Todo se ha dicho sobre la melancolía. László F. Földényi la biografió con esmero. Epidemia según los Tratados hipocráticos, signo de genialidad para Aristóteles, locura en el terrenal/celestial Heracles, amor al saber en Sócrates, pecado, herejía y enfermedad mental para la Edad Media. Luego llegó Petrarca y contagió a la humanidad entera de sombríos pensamientos. El frenesí de la angustia, cuando posamos un ratito la mirada sobre un viejo reloj parado. Están esas imágenes del todo palmarias, que en nuestra contemporaneidad renuevan la melancolía a partir de una sensibilidad condenatoria: Kerensky paseando en Central Park hacia 1967; Battisti y Gogol a caballo por un prado; una lucecita que permanece encendida, aún de día, a la entrada a Bomarzo; la colección de paraguas abandonados en un café. Hasta tal punto hemos aprendido a domesticarnos, nuestro pan y nuestra casa. ¿Se puede esquivar la melancolía? Tratamos de hacerlo despilfarrando billetes, visitando restaurantes que nos gustan, engendrando hijos y haciendo imbecilidades, como ir al gimnasio. Pero todo eso es distracción, no podemos evitar que, en cualquier momento, el monstruo tinte nuestra alma, nuestro intelecto. Pinker, elocuente júbilo, no pudo haber nacido en la vieja Europa, mucho menos en el Mediterráneo.
Contra la melancolía:
Henri Bergson estudió el pasado y nos ofreció una plausible conclusión: el pasado existe. También el presente, que está hecho de pasado. Somos la síntesis de nuestra historia desde el alumbramiento.
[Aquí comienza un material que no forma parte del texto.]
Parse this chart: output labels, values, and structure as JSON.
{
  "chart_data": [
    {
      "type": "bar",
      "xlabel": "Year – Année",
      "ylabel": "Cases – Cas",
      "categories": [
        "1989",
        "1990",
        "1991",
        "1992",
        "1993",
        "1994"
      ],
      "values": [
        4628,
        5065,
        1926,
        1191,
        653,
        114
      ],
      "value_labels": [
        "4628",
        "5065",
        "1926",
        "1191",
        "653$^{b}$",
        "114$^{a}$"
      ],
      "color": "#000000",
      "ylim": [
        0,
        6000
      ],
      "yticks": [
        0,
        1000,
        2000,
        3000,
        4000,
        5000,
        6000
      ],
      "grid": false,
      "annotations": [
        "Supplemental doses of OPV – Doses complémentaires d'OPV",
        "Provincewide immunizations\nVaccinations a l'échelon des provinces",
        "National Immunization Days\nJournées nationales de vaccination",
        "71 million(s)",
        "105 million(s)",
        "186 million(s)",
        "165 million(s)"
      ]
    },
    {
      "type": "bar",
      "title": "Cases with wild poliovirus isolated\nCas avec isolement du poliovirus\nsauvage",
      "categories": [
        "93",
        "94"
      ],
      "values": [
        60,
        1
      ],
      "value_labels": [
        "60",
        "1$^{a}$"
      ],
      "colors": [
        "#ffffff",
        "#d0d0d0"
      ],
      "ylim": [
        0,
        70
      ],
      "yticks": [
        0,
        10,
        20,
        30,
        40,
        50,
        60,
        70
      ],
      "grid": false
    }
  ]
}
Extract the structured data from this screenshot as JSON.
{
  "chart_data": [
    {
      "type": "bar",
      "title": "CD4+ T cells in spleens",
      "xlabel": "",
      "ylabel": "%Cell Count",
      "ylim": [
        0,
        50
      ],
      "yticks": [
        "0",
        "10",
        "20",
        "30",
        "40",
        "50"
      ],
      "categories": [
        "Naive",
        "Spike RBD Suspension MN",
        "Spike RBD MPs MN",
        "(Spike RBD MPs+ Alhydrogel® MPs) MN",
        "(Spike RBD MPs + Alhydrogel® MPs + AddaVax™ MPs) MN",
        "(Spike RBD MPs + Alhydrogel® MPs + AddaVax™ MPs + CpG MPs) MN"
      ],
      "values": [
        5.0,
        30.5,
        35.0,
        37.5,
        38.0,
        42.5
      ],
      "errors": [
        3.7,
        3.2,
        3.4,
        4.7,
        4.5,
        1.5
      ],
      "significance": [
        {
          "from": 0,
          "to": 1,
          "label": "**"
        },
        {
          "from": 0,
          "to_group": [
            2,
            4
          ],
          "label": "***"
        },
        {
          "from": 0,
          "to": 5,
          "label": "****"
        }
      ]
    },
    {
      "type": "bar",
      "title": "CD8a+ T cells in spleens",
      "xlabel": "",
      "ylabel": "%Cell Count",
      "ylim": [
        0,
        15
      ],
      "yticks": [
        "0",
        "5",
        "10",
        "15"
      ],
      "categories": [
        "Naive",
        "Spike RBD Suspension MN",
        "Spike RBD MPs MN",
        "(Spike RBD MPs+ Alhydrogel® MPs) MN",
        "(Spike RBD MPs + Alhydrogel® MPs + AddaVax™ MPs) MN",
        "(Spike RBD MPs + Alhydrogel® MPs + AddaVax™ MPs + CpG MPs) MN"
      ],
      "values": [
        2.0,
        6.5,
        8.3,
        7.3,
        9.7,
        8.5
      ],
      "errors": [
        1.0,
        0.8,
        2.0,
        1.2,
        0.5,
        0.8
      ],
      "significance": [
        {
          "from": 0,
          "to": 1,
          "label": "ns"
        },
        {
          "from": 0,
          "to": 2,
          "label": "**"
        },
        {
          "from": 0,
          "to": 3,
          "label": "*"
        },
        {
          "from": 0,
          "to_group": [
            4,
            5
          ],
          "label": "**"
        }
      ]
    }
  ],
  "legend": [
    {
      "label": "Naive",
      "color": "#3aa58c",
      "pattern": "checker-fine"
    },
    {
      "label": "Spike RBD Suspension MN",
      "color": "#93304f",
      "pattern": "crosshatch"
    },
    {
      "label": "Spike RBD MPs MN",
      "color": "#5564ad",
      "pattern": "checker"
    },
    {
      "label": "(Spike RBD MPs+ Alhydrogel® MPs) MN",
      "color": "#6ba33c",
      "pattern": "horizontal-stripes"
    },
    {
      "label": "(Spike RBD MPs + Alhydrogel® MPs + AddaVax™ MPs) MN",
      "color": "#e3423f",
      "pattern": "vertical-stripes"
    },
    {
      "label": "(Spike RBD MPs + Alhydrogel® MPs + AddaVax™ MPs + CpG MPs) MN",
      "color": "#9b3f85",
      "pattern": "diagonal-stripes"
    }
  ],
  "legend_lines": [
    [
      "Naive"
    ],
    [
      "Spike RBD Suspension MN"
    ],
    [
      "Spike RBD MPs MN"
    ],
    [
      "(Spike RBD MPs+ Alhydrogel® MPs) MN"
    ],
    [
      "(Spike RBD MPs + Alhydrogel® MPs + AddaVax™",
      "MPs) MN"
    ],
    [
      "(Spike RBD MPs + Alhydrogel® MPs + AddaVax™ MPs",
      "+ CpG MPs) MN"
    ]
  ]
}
Es más, ya antes del nacimiento existen características programadas. «En los sueños y en mi comportamiento cotidiano (cosa común a todos los hombres) yo vivo mi vida prenatal», soltó Pasolini. Dando por bueno lo que dice Bergson, las consecuencias culturales de estar amarrados a lo caduco son tan previsibles como cargantes. Es decir, la interiorización del drama nos impele a sollozar por las esquinas. La melancolía sería un leviatán, un defecto del tiempo que convive y nos atenaza bajo formas diversas. Jordi Gracia describió una de esas transmutaciones en un breve panfleto del todo acusatorio, El intelectual melancólico. Si bien el libro busca atacar el prestigio de esos intelectuales, no deja de ser un bonito agente tóxico contra el ideal nostálgico en general. La paradójica inconsistencia del intelectual melancólico -figura orgánica del siglo veinte- es que, siendo vocero del progresismo liberador hace cuarenta años, ahora florece en una queja amarga e interminable por los efectos del modelo estético que él mismo ayudó a edificar.